Simulation Scheme: There are 128 sensors evenly spaced. Width of each sensor is 0.27 mm and empty space between each sensor is 0.03 mm. We assume that there is no attenuation. Image has 50 mm depth(in z direction) and 38 mm width(in x direction). Bubble density is chosen as 260 bubbles per cm2. Transducer frequency is 5 Mhz. There is one single plane wave. Pixel sizes are \( \frac{ \lambda}{8} =0.0385 mm\) in x direction and \( \frac{ \lambda}{20} = 0.0154mm \) in z direction. Total number of pixels in x direction is 990 and total pixels in z direction is 3247.
Training process: Training is done using patches. Lets have some definitions as follows:
x: a patch form ground truth image ( \( 64pixels\times 64pixels \)) ( \(1.97mm \times 4.8mm\) )
y: a patch form Field2 simulation image ( \( 128pixels\times 128pixels \)) (\(1.97mm \times 4.8mm\))
z: output of the network
f : blur kernel (Gaussian kernel with sigma=2 in pixel coordinates)
\[ w = z * f \]
\[ v = x*f \]
Then the training lost can be expressed as follows:
\[ loss = MSEloss(z-v) + \lambda \times L1loss(z)\]
stepsize = 2e-5
\[ \lambda = 0.01\]
Network Structure: Our network is based U-Net with batch normalization and drop out layer.
RESULTS
Note: In all loss graphs, the first losses are eliminated since first training losses are generally huge. By doing that, we can see the behavior better.
Training without label:
The following results for training separately;
Region 1:

Training Loss = 0.19711332617912392
Test Loss = 0.20458045625227494
Region 2:

Training Loss = 0.1960891251286879
Test Loss = 0.19649085655380477
Region 3:

Training Loss = 0.19749677761950912
Test Loss = 0.20406845757323835
Training with all regions;

Training Loss = 0.19985176214470254
Test Loss = 0.20604501453760174
Improvement coming from using three different networks instead of one network is more than %2. It is calculated as follows:
\[ Improvement = \frac{ \frac{Test Loss1 + Test Loss2 + Test Loss3 }{3} }{Test LossAll} \]
Training with label:
The following results for training separately;
Region 1:

Training Loss at epoch 300 = 0.33138459768415635
Test Loss at epoch 300= 0.5276035935579455
Region 2:

Training Loss at epoch 300= 0.27107622946405535
Test Loss at epoch 300= 0.45211572744749856
Region 3:

Training Loss at epoch 300= 0.3044815735109272
Test Loss at epoch 300= 0.48998950448715023
Training with all regions;

Training Loss = 0.32412794625265046
Test Loss = 0.39815186476483977
Miscellaneous Experiments
1) I changed the training loss as follows:
\[ loss = MSEloss(w-v) + \lambda \times L1loss(z) \]
The following results for training separately;
Region 1:

Training Loss at epoch 300 = 0.22519103461185688
Test Loss at epoch 300 = 0.23249626391369335
Region 2:

Training Loss at epoch 300= 0.22230404627391986
Test Loss at epoch 300= 0.22300771080132564
Region 3:

Training Loss at epoch 300= 0.22351187953247623
Test Loss at epoch 300= 0.2273676454813944
Training with all regions;

Training Loss at epoch 90= 0.22636351862931922
Test Loss at epoch 90= 0.23172340765902044
2) I remove the lass CNN layer named as self.conv9()

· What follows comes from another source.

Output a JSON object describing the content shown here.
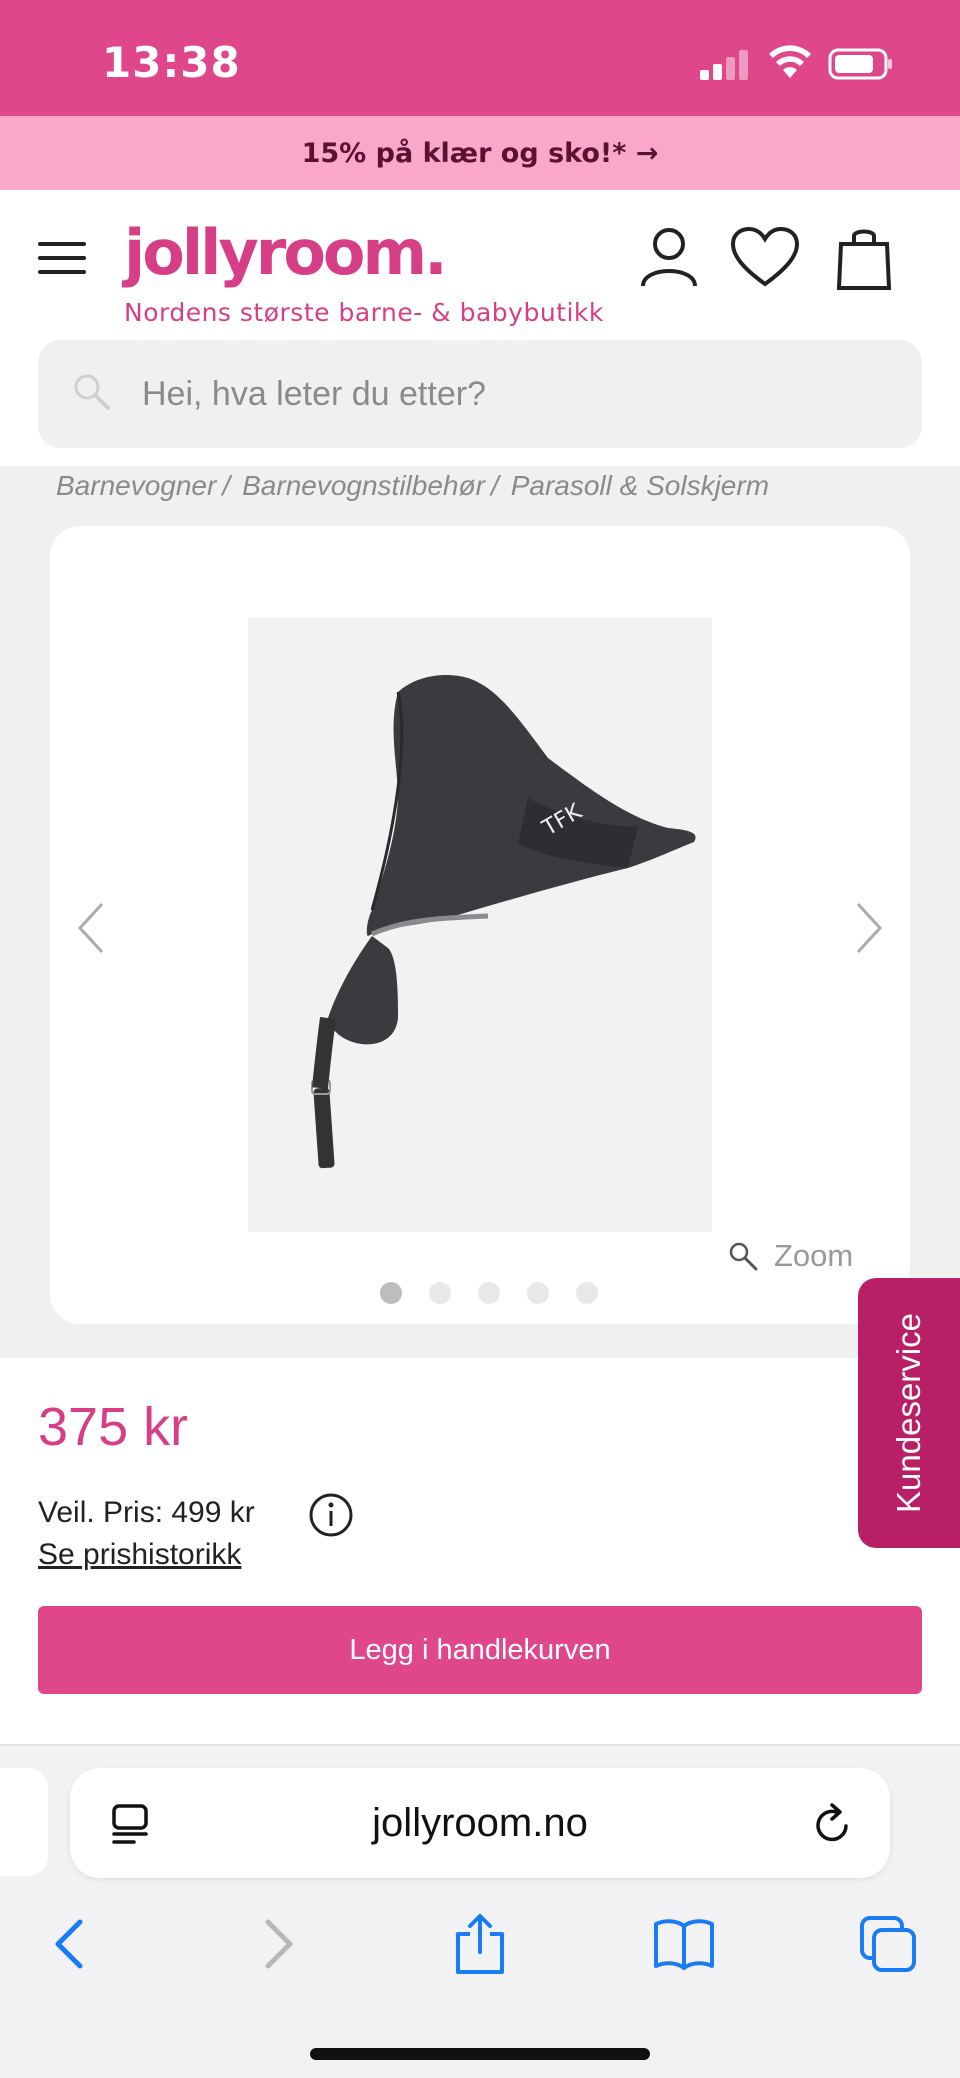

Training Loss = 0.2272135959966761
Test Loss = 0.2332808526618654
3) I changed the near field patches label to 0 from 1.

Training Loss = 0.30359066570625276
Test Loss = 0.5433338370370797
For a complete description of the experiment, specify
For a complete description of the experiment, specify f.
Also, you write
” x: a patch form ground truth image ( 64pixels×64pixels) ( 1.97mm×4.8mm )
y: a patch form Field2 simulation image ( 128pixels×128pixels) (1.97mm×4.8mm) ”
x and y seem to have different pixel sizes, but you say nothing about this. Also, what do you do with x and y? What about the idea of a square pixel in the output of the network?